Atlanta History: A Journal of Georgia and the South
- Discipline: History
- Language: English

Publication details
- Former names: Atlanta Historical Bulletin, The Atlanta Historical Journal
- History: 1927 to 2006
- Publisher: Atlanta History Center (United States)
- Frequency: Quarterly

Standard abbreviations
- ISO 4: Atlanta Hist.

Indexing
- ISSN: 0896-3975

= Atlanta History (journal) =

Atlanta History: A Journal of Georgia and the South was a publication of the Atlanta Historical Society. It was established in 1927 with one issue per year as the Atlanta Historical Bulletin. In 1937, the journal began publishing three or four issues annually.

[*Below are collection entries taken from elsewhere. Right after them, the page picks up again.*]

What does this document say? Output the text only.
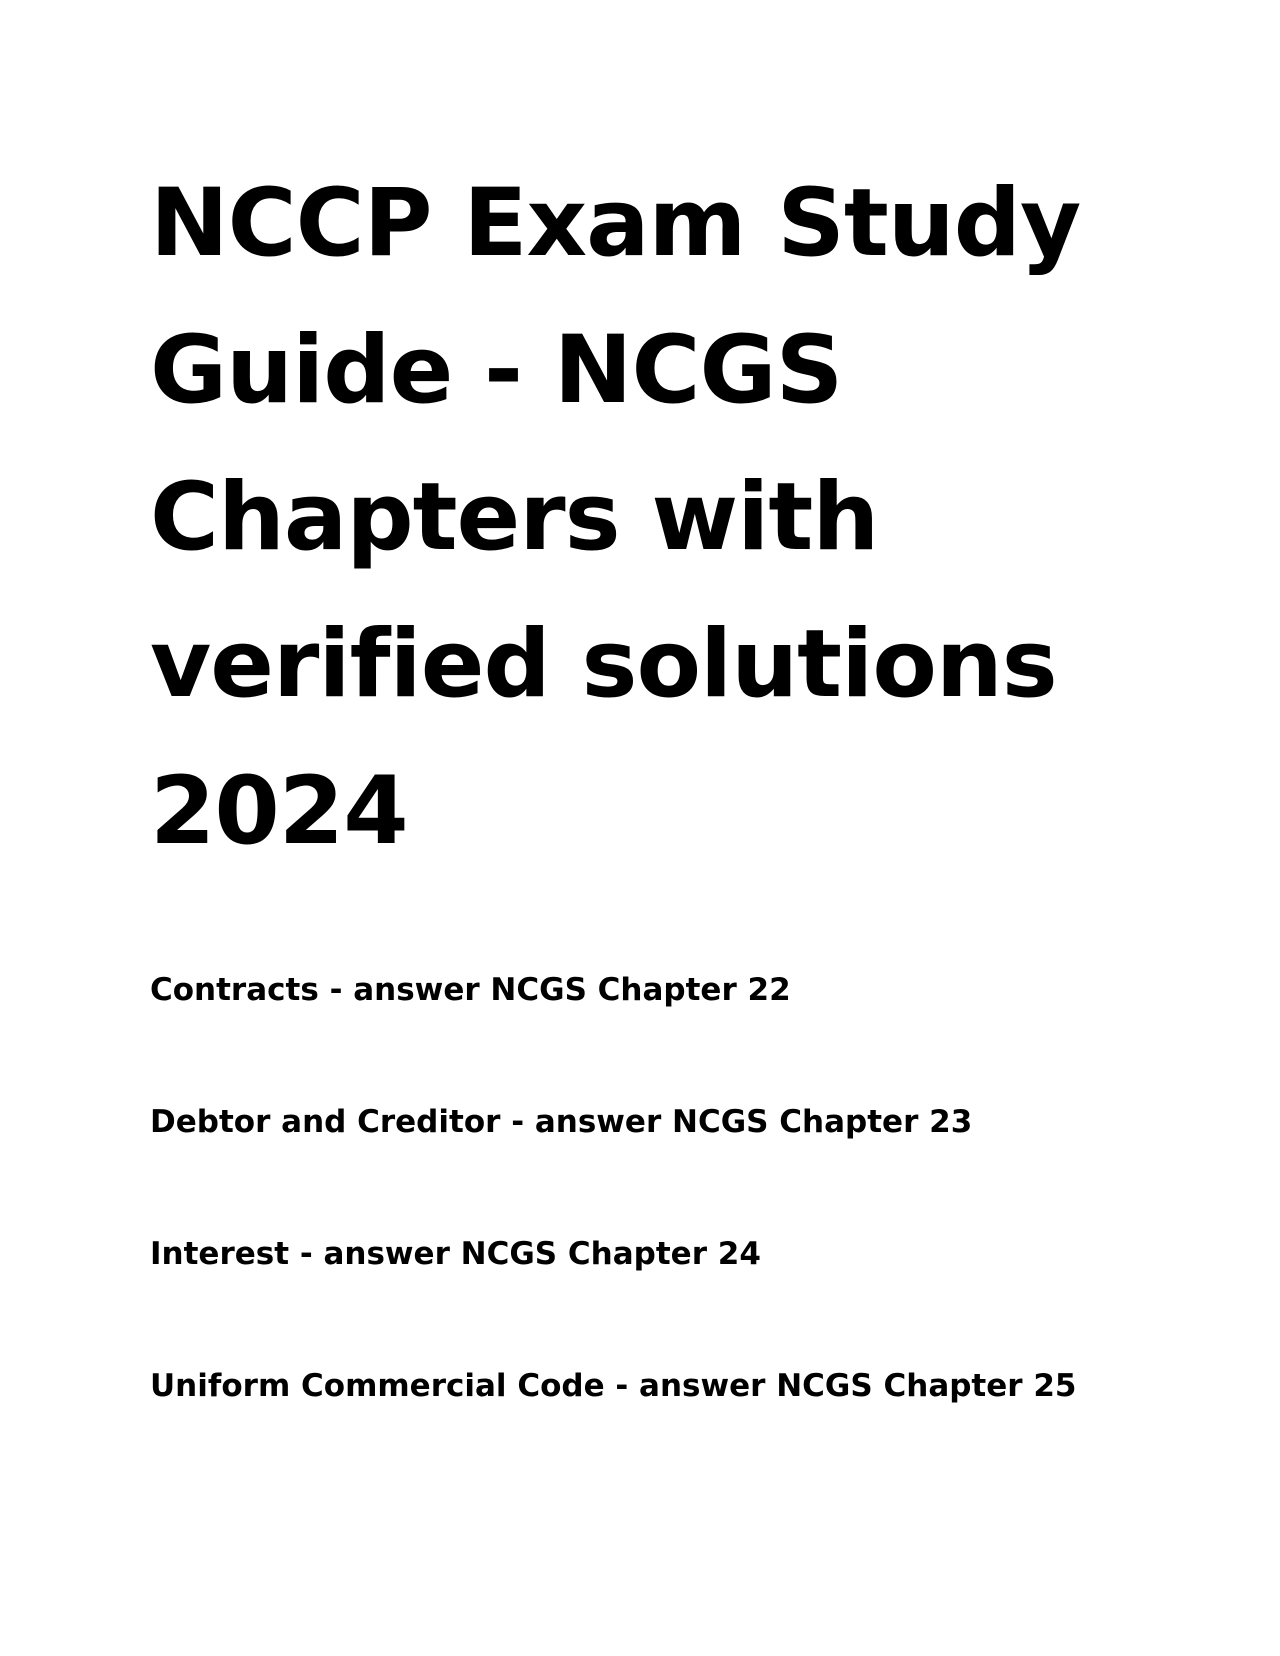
NCCP Exam Study Guide - NCGS Chapters with verified solutions 2024
Contracts - answer NCGS Chapter 22
Debtor and Creditor - answer NCGS Chapter 23
Interest - answer NCGS Chapter 24
Uniform Commercial Code - answer NCGS Chapter 25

At least one issue per year was published during World War II. By the middle 1950s, the publication again failed to have issues available each year. There were no issues between 1957 and 1965, with nearly a decade represented by Vol. X. Things proceeded smoothly from 1966 until the 1990s, except for no issues during the year 1974. There were occasional combined issues (1–2 or 3–4) too, and Volume XLV is particularly spotty signaling a major slowdown.

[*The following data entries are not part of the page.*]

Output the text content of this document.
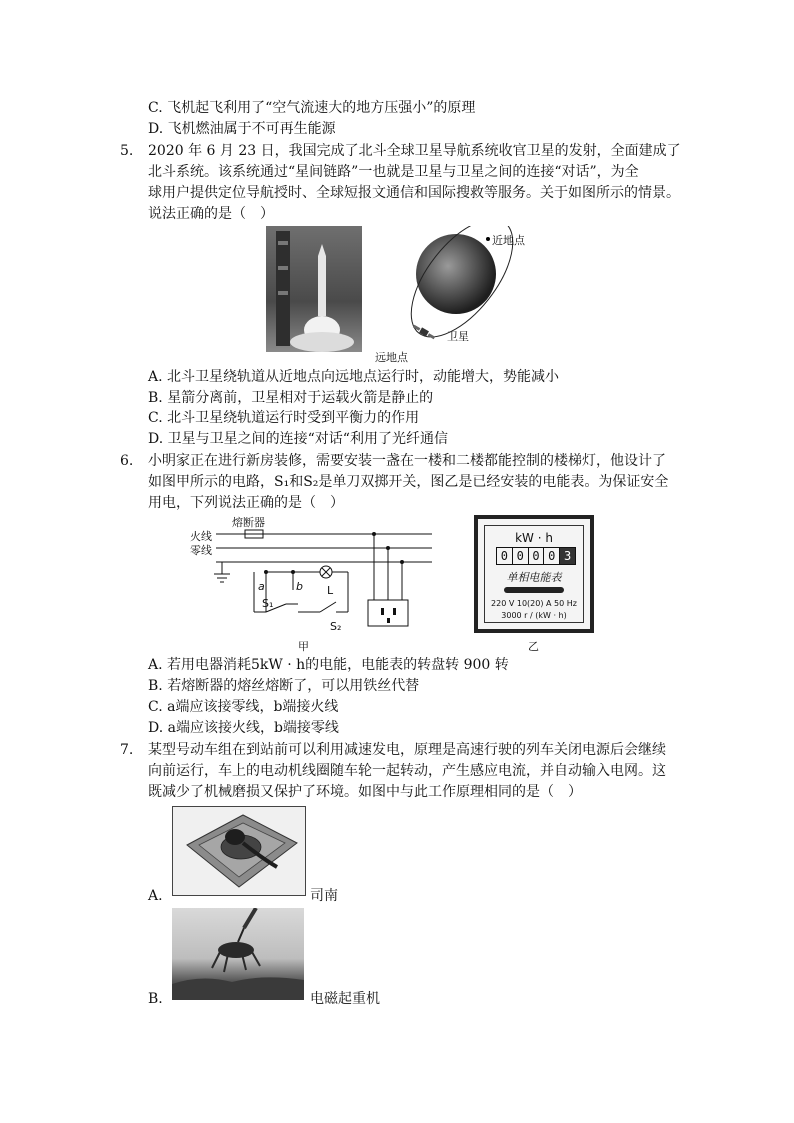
C. 飞机起飞利用了“空气流速大的地方压强小”的原理
D. 飞机燃油属于不可再生能源
5. 2020 年 6 月 23 日，我国完成了北斗全球卫星导航系统收官卫星的发射，全面建成了
北斗系统。该系统通过“星间链路”一也就是卫星与卫星之间的连接“对话”，为全
球用户提供定位导航授时、全球短报文通信和国际搜救等服务。关于如图所示的情景。
说法正确的是（　）
近地点
卫星
远地点
A. 北斗卫星绕轨道从近地点向远地点运行时，动能增大，势能减小
B. 星箭分离前，卫星相对于运载火箭是静止的
C. 北斗卫星绕轨道运行时受到平衡力的作用
D. 卫星与卫星之间的连接“对话“利用了光纤通信
6. 小明家正在进行新房装修，需要安装一盏在一楼和二楼都能控制的楼梯灯，他设计了
如图甲所示的电路，S₁和S₂是单刀双掷开关，图乙是已经安装的电能表。为保证安全
用电，下列说法正确的是（　）
熔断器
火线
零线
a	b L
S₁
S₂
甲
kW · h
0 0 0 0 3
单相电能表
220 V 10(20) A 50 Hz
3000 r / (kW · h)
乙
A. 若用电器消耗5kW · h的电能，电能表的转盘转 900 转
B. 若熔断器的熔丝熔断了，可以用铁丝代替
C. a端应该接零线，b端接火线
D. a端应该接火线，b端接零线
7. 某型号动车组在到站前可以利用减速发电，原理是高速行驶的列车关闭电源后会继续
向前运行，车上的电动机线圈随车轮一起转动，产生感应电流，并自动输入电网。这
既减少了机械磨损又保护了环境。如图中与此工作原理相同的是（　）
A.	司南
B.	电磁起重机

The issue dated Spring 1978 changed the name to The Atlanta Historical Journal and the issue dated Spring 1987 finally changed the name to Atlanta History: A Journal of Georgia and the South, then edited by Bradley R. Rice. with a similar design to the previous volumes. The issue marked Fall 1993 announced the opening of the new museum at the history center and presented a new logo, design, and layout for the magazine which continued into 2006. The last issue was Vol. 48 No. 1, dated Spring 2006.

Beginning with the resumption of the Bulletin in 1965 with issue No.39, a chapter or two from Franklin Garrett's book Atlanta and Environs: A Chronicle of its People and Events was included in each issue up to the last issue of 1973. This constituted almost the entirety of Volume I of the book, narrating Atlanta's history to 1872.